How did you understand the initiative for a management buyout of N1 and other United Group media outlets? If you thought it was about editors paying owners an exit strategy, you are mistaken. This is an attempt to make the business community recognize the reality that N1 has become much more than a cable television channel or an Excel spreadsheet viewed by an investment fund employee. It is about ensuring N1 survives precisely as it is.
When students blockaded the public broadcaster’s building last April, they used a video screen to show what they truly considered a public broadcaster.
All this time, N1 is a small television station operating within a large international investment fund. When the owners began negotiating with the state to weaken their own media outlet, N1 responded with an initiative: seeing as it is for sale, we will buy it.
N1 editors and journalists, of course, do not have the funds to buy a media outlet. What they are seeking are investors whom the newsroom can trust to allow them to do their job.
The current owner continues to pledge commitment to the editorial independence of the media it holds in Serbia, but globally, it has announced its withdrawal from all markets outside the European Union, gradually selling its operations to the state – in Bosnia, Montenegro, and Serbia alike.
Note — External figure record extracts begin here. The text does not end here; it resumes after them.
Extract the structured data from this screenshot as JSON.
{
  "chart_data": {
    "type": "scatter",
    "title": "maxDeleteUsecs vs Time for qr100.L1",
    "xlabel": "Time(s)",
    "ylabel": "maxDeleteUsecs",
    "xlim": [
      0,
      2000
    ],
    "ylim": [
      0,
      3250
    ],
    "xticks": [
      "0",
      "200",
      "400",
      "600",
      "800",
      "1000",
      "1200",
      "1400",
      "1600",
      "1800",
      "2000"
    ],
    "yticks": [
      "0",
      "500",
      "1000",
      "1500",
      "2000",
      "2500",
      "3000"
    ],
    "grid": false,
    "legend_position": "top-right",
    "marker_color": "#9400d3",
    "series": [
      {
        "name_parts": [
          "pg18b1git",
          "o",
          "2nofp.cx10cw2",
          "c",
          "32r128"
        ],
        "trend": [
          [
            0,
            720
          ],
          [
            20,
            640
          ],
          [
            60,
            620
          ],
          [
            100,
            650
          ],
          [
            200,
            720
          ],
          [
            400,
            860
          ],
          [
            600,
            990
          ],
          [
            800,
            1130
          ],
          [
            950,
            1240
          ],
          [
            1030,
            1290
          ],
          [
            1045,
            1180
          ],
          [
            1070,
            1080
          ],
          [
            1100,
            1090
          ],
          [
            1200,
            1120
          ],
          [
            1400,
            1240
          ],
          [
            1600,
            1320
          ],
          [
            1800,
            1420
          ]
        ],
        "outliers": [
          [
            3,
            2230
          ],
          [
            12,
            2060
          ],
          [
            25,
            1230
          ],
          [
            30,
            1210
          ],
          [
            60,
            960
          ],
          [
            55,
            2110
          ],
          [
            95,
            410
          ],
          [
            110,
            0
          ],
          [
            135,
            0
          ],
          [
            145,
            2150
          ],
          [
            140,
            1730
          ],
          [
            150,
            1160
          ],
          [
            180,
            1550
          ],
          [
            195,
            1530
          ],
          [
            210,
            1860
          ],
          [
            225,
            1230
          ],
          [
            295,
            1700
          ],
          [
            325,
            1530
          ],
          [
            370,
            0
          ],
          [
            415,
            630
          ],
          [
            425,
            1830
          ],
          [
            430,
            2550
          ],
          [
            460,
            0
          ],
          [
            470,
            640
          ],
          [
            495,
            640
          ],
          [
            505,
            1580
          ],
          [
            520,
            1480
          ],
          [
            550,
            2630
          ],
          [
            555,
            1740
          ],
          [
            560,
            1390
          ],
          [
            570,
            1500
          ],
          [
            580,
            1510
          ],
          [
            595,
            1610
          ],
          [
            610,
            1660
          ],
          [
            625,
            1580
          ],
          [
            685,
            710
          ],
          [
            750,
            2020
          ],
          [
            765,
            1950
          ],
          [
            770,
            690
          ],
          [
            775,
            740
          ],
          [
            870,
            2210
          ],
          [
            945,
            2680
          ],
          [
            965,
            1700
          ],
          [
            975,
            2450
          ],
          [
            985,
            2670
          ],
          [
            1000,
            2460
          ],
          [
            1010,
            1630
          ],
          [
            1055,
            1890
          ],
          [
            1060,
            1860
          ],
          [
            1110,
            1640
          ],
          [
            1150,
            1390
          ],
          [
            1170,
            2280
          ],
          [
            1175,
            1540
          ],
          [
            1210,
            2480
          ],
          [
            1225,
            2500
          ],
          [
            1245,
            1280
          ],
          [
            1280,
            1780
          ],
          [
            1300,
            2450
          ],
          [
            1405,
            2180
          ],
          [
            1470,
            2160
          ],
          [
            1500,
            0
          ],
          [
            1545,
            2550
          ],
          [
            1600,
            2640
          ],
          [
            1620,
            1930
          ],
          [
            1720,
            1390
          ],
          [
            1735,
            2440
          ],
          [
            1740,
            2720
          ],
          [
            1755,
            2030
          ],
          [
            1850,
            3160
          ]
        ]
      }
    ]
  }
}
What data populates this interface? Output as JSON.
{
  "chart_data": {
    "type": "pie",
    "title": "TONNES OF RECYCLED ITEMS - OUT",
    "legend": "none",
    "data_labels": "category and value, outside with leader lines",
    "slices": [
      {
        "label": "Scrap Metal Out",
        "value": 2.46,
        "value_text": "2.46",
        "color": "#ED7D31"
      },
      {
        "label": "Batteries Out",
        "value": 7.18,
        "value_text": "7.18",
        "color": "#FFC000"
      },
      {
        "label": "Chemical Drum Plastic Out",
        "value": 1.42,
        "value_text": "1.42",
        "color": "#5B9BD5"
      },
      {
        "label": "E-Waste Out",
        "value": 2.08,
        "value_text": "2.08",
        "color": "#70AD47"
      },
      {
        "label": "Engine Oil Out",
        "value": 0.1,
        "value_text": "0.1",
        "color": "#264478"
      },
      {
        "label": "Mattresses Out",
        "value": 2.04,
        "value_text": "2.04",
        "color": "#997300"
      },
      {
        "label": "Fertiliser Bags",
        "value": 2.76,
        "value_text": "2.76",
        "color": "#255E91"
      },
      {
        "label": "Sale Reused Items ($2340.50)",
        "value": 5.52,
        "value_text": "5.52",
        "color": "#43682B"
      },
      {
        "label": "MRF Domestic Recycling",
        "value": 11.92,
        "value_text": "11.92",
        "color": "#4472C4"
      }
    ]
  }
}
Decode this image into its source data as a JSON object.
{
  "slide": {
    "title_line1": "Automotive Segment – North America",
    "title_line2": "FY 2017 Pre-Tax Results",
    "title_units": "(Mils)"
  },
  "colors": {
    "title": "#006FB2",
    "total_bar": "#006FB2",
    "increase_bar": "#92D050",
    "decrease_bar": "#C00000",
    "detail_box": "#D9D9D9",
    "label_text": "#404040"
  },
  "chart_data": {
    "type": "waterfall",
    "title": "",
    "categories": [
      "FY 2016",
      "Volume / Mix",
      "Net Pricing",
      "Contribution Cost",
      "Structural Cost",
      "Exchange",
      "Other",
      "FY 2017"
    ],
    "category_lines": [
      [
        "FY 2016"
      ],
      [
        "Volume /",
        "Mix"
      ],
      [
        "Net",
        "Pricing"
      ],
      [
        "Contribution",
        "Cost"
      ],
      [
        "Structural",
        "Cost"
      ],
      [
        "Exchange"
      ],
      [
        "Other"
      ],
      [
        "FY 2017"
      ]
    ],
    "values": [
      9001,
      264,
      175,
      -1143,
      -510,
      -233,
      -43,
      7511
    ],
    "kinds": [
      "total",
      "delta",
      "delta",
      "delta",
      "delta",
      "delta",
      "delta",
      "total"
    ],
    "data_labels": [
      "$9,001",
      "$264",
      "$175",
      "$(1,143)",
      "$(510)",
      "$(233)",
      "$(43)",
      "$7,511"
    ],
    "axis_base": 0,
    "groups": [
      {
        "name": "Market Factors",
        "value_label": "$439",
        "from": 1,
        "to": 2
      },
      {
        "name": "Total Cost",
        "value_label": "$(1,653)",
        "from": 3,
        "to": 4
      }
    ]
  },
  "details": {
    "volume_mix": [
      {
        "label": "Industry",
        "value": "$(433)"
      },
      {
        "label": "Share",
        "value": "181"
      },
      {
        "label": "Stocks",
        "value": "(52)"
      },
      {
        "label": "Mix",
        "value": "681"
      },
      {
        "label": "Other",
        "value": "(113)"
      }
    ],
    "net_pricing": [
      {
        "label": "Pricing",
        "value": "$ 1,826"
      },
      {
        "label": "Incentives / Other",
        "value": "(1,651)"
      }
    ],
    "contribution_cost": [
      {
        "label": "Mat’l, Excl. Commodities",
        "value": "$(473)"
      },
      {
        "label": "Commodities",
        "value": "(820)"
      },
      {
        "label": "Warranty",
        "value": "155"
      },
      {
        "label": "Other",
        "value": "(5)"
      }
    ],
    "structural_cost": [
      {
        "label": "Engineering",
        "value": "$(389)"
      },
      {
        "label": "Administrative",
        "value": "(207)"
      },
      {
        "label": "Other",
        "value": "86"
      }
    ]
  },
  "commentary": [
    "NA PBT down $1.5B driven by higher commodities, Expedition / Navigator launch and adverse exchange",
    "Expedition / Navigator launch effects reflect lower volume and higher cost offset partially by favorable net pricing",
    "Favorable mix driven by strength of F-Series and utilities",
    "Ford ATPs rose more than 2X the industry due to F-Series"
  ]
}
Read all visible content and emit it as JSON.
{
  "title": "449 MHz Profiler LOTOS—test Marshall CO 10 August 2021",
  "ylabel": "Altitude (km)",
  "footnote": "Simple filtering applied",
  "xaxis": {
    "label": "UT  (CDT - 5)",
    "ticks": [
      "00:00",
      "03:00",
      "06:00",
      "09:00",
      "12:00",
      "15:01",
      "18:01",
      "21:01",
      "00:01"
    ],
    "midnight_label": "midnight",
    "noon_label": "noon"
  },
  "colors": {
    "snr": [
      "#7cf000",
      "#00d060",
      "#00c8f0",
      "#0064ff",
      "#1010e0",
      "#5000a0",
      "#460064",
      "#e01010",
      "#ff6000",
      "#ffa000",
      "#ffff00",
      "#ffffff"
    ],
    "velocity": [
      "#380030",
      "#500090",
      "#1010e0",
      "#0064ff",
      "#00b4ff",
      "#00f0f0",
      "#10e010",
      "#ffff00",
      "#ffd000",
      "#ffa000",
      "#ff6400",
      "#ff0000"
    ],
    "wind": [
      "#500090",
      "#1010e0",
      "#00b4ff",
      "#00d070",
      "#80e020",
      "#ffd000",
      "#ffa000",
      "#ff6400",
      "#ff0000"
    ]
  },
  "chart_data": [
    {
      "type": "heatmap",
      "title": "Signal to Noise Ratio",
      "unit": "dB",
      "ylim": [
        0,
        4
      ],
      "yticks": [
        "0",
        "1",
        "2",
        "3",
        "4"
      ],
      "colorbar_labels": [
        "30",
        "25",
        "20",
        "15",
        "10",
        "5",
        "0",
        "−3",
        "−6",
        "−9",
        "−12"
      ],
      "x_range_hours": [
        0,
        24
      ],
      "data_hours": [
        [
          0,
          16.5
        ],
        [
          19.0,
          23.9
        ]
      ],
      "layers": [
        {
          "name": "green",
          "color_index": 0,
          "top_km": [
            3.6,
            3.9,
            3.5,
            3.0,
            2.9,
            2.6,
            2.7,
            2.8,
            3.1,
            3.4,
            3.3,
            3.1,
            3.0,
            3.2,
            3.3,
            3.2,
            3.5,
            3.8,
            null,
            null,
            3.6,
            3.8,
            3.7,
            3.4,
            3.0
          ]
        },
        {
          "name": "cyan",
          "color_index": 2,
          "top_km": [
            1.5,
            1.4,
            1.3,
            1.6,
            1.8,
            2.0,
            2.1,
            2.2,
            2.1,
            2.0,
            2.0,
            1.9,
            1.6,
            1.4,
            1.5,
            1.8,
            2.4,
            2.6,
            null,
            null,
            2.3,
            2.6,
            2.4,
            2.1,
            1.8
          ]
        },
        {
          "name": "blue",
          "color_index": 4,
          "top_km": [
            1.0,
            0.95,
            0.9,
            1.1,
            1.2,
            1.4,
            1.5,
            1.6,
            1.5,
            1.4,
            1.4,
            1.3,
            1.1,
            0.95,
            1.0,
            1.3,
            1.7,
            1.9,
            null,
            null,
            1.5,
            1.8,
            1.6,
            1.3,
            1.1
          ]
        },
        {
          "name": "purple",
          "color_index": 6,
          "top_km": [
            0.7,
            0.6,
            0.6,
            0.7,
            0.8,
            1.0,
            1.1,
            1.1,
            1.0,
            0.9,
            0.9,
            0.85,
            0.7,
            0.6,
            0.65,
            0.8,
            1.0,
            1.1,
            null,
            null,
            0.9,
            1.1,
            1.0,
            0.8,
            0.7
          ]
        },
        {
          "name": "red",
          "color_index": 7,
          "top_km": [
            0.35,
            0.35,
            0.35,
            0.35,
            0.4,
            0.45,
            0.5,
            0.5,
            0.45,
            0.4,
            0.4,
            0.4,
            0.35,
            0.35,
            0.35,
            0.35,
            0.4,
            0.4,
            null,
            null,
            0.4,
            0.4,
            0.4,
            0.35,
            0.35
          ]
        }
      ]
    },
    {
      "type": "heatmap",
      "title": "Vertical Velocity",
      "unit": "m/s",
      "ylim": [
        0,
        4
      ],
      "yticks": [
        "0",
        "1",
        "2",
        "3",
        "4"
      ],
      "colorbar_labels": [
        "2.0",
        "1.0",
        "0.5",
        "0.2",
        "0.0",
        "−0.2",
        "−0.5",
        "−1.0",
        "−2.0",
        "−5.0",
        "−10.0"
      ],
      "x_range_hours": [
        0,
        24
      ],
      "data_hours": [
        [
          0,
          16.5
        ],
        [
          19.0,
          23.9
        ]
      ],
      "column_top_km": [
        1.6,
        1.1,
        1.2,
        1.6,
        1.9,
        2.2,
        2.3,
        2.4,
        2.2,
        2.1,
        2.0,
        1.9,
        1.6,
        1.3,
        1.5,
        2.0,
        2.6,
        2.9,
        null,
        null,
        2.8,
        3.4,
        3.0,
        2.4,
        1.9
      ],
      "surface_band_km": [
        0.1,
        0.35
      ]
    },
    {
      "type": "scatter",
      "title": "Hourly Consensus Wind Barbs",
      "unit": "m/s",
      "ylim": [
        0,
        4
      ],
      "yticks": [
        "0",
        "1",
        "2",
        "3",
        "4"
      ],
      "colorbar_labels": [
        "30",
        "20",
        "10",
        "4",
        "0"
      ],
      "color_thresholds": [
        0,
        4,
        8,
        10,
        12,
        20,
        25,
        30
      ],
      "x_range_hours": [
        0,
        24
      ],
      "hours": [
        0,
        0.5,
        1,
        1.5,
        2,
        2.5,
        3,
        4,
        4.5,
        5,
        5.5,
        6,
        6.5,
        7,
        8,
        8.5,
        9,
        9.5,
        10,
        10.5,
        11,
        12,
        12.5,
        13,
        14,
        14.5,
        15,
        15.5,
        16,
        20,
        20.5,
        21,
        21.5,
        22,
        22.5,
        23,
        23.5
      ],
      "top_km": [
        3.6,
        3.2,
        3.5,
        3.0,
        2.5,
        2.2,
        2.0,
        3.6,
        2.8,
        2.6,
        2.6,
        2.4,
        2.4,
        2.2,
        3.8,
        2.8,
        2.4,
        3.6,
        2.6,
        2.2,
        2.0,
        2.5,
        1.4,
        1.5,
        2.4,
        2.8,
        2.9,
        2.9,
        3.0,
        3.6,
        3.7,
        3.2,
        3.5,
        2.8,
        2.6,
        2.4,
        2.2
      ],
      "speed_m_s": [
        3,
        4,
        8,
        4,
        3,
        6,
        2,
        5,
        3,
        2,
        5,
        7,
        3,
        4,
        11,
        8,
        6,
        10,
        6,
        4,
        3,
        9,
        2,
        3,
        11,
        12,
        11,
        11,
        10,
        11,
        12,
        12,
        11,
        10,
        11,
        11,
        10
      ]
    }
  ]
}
We all know how the state operates with media under its control, which is why independent journalists feel an additional obligation to themselves to do their job professionally.
“And also towards a now million-strong audience that we serve, and who have placed their trust in us and do not want to see the editorial policy changed or threatened or pressured either by the owners or by the regime, regardless. What we want is a clean situation, freedom to work, both now and for years to come,” said Mihailo Jovicevic, Editor-in-Chief of Nova.rs.
Some major global newsrooms exist in their current form precisely thanks to editorial buyouts.
“There are such cases, and some large newsrooms have a foundation or trust, like The Guardian for example, in the background between them and the owners. The New York Times has a specific arrangement with its personal owners, ensuring only they can influence the paper’s policy, not the large number of other owners. El Pais and some other major media are similar,” said Snjezana Milivojevic, retired Faculty of Political Sciences (FPN) professor.
However, United Group media outlets are in a specific position because their owner is an investment fund. Its business model is to build up a business and then sell it for an amount higher than its market value. Even then, smaller media outlets have managed to secure autonomy, which resembles N1’s proposal.
“It’s not typical, but various media outlets have managed to find such solutions. It is not uncommon, in this era of creative shifts in the media landscape, to look for such a model,” said Milivojevic.
All this does not take into consideration the possibility that a deal has already been reached with the state – then the market value of the rights to the Premier League broadcasts, for example, would simply be whatever those managing taxpayer money are prepared to pay.